The importance of Instagram to the world of luxury should not be underestimated. Figures such as Abloh are powered by digital, just as Gucci and its maximalist aesthetic seem to be made for Instagram. Indeed, Gucci’s Michele has previously stated that #GucciGram (a collaboration with artists on Instagram) is a “starting point to tell different stories, which are all united by great freedom. Today creativity is often born and finds its voice in digital media, a vital source of visual culture”.

It is this visual culture, and the seamless meshing of the online and offline worlds, that is now a vital key to building a successful luxury brand. It’s where collaborations are played out, where creative formats are experimented with, and where all the buzzwords of modern marketing – influence, storytelling, engagement – come to the fore. In a world where luxury shopping online will represent 25 per cent of market value by 2025, according to Bain & Company, getting Instagram right is a priority.

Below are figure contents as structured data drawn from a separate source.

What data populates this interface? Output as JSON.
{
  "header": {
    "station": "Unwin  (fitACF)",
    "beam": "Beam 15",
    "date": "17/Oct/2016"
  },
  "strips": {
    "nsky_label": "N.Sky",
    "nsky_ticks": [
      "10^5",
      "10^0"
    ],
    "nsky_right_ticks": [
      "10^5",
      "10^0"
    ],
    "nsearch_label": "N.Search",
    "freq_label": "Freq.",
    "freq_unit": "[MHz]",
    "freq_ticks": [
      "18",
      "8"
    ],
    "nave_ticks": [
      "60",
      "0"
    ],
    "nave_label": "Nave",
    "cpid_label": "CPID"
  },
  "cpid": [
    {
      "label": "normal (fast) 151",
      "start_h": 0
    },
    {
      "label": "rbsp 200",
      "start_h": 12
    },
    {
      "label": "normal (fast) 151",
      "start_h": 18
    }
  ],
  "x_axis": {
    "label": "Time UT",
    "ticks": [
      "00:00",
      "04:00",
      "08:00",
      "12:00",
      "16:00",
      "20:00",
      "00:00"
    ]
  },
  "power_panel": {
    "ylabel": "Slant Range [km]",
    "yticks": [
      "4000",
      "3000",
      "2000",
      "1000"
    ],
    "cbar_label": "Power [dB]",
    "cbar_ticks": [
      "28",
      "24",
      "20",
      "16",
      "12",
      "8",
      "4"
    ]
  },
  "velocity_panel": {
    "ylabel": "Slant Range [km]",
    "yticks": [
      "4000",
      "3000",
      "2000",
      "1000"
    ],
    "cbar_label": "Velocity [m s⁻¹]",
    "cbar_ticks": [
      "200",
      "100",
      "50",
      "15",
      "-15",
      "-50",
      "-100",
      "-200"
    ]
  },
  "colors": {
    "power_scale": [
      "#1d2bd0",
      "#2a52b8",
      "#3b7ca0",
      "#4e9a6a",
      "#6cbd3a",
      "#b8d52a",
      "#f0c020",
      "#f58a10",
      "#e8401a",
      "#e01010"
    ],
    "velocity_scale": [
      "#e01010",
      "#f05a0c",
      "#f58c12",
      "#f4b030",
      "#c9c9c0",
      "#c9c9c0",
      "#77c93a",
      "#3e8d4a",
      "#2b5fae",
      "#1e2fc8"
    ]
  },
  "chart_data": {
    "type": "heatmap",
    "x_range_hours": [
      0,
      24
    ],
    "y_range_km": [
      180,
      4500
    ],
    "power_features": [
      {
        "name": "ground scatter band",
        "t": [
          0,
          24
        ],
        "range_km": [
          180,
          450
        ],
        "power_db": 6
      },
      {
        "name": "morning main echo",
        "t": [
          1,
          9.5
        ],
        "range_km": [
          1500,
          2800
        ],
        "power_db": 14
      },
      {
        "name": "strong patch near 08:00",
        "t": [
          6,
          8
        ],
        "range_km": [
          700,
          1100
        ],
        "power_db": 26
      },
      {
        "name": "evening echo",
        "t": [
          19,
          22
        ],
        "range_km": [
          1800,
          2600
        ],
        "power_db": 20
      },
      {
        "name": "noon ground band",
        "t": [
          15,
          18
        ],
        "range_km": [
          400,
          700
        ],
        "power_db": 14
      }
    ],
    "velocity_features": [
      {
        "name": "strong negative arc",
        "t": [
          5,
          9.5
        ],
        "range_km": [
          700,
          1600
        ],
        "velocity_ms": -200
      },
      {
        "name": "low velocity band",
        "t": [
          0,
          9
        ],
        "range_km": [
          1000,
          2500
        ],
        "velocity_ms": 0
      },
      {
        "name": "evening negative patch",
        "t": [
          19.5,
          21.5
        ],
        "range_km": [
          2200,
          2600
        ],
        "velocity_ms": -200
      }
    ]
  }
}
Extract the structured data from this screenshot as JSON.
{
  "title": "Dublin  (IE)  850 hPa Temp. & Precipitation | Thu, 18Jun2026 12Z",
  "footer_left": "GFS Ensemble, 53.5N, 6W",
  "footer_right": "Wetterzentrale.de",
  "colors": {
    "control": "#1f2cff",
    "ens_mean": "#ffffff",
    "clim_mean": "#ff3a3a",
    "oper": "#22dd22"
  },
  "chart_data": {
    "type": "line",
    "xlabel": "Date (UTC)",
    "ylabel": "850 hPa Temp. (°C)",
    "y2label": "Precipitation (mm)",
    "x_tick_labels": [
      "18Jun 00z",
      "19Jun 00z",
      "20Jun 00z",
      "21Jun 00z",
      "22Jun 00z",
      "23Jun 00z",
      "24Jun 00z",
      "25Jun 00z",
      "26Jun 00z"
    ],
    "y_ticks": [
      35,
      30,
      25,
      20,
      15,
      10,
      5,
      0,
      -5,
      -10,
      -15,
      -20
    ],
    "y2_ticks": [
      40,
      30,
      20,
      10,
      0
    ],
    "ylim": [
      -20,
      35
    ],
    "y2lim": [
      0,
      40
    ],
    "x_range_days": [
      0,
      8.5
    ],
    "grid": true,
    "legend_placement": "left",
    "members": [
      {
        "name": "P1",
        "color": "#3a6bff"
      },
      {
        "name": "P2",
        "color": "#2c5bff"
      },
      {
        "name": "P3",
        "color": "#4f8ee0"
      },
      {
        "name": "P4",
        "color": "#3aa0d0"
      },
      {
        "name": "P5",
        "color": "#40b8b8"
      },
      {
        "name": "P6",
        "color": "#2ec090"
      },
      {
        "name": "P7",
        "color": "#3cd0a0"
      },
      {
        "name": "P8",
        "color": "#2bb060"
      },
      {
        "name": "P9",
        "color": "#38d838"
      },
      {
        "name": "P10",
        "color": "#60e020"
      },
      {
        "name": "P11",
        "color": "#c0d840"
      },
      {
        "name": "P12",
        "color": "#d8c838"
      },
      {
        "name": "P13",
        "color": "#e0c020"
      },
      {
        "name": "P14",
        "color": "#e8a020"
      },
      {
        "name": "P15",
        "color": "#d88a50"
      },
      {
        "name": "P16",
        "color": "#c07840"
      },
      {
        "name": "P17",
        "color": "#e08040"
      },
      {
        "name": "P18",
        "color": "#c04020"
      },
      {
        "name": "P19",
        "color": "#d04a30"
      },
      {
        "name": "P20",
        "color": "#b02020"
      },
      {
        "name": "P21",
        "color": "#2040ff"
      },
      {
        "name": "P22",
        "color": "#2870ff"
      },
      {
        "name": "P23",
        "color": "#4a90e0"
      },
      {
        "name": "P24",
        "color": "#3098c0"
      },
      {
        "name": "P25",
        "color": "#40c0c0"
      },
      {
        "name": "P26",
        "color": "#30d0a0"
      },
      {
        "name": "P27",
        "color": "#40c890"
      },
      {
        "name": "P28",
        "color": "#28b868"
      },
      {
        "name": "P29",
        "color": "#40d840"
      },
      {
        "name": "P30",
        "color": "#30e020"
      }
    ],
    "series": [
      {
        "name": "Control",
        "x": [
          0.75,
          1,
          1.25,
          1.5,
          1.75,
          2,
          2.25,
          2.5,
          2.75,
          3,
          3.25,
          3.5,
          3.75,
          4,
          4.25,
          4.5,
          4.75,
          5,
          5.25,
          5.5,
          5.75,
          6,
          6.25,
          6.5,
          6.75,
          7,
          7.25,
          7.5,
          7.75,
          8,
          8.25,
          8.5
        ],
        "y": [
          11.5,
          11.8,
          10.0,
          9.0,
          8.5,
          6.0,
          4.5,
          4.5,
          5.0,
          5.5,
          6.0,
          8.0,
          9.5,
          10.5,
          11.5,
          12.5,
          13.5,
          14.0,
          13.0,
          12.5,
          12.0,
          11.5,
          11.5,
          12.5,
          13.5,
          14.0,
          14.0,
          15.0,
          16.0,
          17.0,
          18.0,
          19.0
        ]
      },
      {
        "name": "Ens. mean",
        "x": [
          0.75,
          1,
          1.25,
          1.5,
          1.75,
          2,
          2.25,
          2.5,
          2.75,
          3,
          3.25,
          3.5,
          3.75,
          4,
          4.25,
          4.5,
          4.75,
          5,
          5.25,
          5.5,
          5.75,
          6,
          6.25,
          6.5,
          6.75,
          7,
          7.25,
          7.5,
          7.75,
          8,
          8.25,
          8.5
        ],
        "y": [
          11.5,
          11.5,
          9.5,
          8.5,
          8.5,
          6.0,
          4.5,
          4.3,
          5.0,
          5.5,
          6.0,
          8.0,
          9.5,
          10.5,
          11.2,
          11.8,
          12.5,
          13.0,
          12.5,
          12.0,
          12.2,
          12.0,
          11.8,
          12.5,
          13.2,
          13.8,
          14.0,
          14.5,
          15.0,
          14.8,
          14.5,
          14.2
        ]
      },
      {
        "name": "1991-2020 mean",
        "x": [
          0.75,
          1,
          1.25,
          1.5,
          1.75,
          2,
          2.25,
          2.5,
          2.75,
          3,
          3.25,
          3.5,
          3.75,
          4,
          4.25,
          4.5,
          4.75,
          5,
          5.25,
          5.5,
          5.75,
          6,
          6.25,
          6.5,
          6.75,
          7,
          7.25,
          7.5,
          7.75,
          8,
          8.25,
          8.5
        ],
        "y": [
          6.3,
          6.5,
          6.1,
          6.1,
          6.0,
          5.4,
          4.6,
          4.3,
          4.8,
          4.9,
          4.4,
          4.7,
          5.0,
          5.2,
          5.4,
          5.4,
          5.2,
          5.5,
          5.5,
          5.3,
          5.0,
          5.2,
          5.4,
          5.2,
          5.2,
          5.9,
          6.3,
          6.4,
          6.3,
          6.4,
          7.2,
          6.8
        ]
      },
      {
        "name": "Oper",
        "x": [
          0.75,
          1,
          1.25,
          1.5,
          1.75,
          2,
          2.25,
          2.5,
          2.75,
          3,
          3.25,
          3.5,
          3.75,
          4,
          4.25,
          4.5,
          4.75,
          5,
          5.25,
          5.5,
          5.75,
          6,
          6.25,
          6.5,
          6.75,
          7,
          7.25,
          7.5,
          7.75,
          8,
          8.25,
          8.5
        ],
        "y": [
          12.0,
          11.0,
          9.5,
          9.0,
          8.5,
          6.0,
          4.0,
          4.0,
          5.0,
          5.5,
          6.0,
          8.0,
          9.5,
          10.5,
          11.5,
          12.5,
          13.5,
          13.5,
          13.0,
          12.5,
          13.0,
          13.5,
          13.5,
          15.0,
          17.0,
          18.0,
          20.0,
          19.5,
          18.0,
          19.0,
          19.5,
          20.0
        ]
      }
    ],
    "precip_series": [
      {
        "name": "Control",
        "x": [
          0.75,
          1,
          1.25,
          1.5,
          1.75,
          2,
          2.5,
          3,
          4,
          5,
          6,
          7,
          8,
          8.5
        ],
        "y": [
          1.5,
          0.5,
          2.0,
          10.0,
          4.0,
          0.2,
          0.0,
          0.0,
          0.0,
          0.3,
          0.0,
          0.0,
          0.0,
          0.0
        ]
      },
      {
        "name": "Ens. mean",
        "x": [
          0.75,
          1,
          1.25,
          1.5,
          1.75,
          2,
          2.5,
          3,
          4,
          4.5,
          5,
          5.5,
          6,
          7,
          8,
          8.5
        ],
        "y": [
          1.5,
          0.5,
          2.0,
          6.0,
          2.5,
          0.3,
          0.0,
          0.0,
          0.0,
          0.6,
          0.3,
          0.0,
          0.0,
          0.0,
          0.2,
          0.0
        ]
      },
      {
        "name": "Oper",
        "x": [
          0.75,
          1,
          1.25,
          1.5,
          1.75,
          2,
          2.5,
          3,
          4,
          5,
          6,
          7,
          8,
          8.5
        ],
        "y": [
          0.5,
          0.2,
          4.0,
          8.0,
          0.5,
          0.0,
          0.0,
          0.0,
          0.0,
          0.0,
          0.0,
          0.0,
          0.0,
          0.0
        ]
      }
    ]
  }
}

Recently a new way of launching luxury goods in China has hit the market. Known as the “drop” retail model, a leaf out of the athleisure industry, it is digitally driven and makes use of the WeChat mini program. Following the footsteps of other luxury houses such as Balenciaga, Rimowa and Burberry, Louis Vuitton was the latest brand to unveil and promote its new sneaker collection in this way. They introduced the footwear revealing the styles and prices as well as allowing online buying via WeChat’s pop-up store. This not only created demand and a sense of urgency in owning the sneakers but more importantly formed a connection between the brand and its younger followers.

For the moment, it is Instagram and Wechat’s pop-up store space where any new luxury brands will have to dominate to be successful. It allows its younger consumers an all-encompassing and instantaneous brand experience which they seek and are familiar with.

 

Ms. Huma Qureshi is the regional PR director for Asia, Middle East & Africa at Grey Group - the global advertising and marketing agency.